When I was fifteen, my father was targeted by a former business partner and nearly died in a car accident.
In the video, a car slammed into him and sent him flying across the road.
His leg snapped on impact.
White bone pierced through torn skin, and blood spread beneath him in a dark pool.
My mother and Connor saw everything.
But neither of them stepped forward.
They were too afraid of getting their expensive custom-made clothes dirty.
They stood far away and watched him bleed, as if he were a stranger.
Only I ran to him.
I was terrified, shaking so hard I could barely breathe, but I still rushed over without thinking.
I pressed my clothes against his wound and called 911.
My father was taken into emergency surgery.
I spent every point I had to make sure he survived the operation.
Then I took three days off from school and stayed awake for three days and three nights to take care of him.
But when he finally opened his eyes, the first thing he did was rip out his IV.
He grabbed the glass bottle beside him and smashed it against my forehead.
Blood ran down my face.
He looked at my exhausted, frightened expression and found comfort in his own twisted reasoning.
“It’s because of you.”
His voice was hoarse with hatred.
“Because you’re cursed, I got into that accident. Every bit of pain I suffered was because of you.
“I hit you because you deserved it.”
Beside me, the System let out a long sigh.
“Host, was it really worth spending all your points to save someone like this? Now your points are gone, and every mission has to start over. If you fail to form a bond in the end, you will be erased.”
I held back the pain and gave it a bright smile.
“It’s okay. I can earn more points.”
My voice was small, but stubborn.
“But I only have one dad.”
The System muttered under its breath.
“A dad like that is worse than no dad at all.”
In my last life, I had been an orphan.
I had never known what having a family felt like.
This time, after I came into this world, I finally had blood relatives.

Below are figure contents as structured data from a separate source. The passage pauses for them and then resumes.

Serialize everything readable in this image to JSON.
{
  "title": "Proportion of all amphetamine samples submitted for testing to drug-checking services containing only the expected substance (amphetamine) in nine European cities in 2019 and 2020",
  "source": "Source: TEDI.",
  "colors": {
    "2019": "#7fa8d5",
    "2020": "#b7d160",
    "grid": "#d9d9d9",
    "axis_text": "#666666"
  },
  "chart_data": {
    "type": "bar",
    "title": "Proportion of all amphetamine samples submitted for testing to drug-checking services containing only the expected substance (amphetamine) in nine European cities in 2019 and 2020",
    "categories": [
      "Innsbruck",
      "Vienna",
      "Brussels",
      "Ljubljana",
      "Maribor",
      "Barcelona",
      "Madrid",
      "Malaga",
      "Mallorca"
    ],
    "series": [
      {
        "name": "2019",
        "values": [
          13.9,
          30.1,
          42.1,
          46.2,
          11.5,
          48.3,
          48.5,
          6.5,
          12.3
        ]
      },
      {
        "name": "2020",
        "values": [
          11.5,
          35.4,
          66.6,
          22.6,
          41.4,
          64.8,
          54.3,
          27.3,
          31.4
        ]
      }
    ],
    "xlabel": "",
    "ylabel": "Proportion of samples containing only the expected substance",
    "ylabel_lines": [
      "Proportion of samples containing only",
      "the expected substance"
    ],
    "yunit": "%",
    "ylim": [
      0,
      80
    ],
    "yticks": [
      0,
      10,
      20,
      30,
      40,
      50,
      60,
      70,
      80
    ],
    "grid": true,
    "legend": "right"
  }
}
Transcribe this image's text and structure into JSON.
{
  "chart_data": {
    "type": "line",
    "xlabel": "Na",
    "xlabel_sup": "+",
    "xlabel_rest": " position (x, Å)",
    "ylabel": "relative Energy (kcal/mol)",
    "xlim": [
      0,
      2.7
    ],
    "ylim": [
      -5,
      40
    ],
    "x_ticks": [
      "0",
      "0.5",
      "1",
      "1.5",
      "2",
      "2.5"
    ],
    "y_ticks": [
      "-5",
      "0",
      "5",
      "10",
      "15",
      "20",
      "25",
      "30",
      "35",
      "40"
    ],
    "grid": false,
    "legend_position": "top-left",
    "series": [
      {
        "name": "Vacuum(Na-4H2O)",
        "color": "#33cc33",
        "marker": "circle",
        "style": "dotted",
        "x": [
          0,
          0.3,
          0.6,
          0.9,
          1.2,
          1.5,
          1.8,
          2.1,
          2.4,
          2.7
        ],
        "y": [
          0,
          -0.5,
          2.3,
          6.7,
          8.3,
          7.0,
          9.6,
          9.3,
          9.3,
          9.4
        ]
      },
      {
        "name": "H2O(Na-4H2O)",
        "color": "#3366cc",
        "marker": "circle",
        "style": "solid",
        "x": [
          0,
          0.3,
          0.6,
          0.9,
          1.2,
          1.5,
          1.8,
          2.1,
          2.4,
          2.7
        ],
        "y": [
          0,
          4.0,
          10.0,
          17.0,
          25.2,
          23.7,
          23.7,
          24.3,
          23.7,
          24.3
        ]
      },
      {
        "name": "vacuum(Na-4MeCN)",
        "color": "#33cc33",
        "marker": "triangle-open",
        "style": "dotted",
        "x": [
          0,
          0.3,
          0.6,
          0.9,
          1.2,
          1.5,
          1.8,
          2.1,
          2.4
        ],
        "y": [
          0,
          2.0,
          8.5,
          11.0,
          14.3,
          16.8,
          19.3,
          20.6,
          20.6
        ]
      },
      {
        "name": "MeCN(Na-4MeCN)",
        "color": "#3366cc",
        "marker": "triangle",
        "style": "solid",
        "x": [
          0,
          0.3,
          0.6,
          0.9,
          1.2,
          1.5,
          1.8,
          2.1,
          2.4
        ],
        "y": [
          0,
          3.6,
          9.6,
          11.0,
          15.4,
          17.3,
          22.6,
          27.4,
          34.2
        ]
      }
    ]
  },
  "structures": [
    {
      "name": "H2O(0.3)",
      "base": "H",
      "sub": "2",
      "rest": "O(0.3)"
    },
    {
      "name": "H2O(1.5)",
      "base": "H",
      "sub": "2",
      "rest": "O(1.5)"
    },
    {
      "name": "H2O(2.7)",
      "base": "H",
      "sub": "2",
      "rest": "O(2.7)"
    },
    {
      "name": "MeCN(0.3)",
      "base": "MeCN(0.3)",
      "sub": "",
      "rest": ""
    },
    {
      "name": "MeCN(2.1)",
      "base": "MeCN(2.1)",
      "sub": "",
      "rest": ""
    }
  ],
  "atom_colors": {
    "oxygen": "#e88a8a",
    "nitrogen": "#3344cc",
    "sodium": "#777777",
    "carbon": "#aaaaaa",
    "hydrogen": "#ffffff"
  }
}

For the first time, I thought I understood what it meant to belong to someone.
Nothing I did for them was ever for points.
I did it because they were my family.
The people I loved most.
By the time the video reached this part, the comments were still pouring in, furious and relentless.
That car accident had made the news back then.
It had caused a huge stir and stayed on the trending list for days.
People quickly realized this was not some scripted drama.
It had really happened.
[I’m honestly speechless. She was the only one in that family who cared whether he lived or died, and he still treated her like that? He’s worse than an animal.]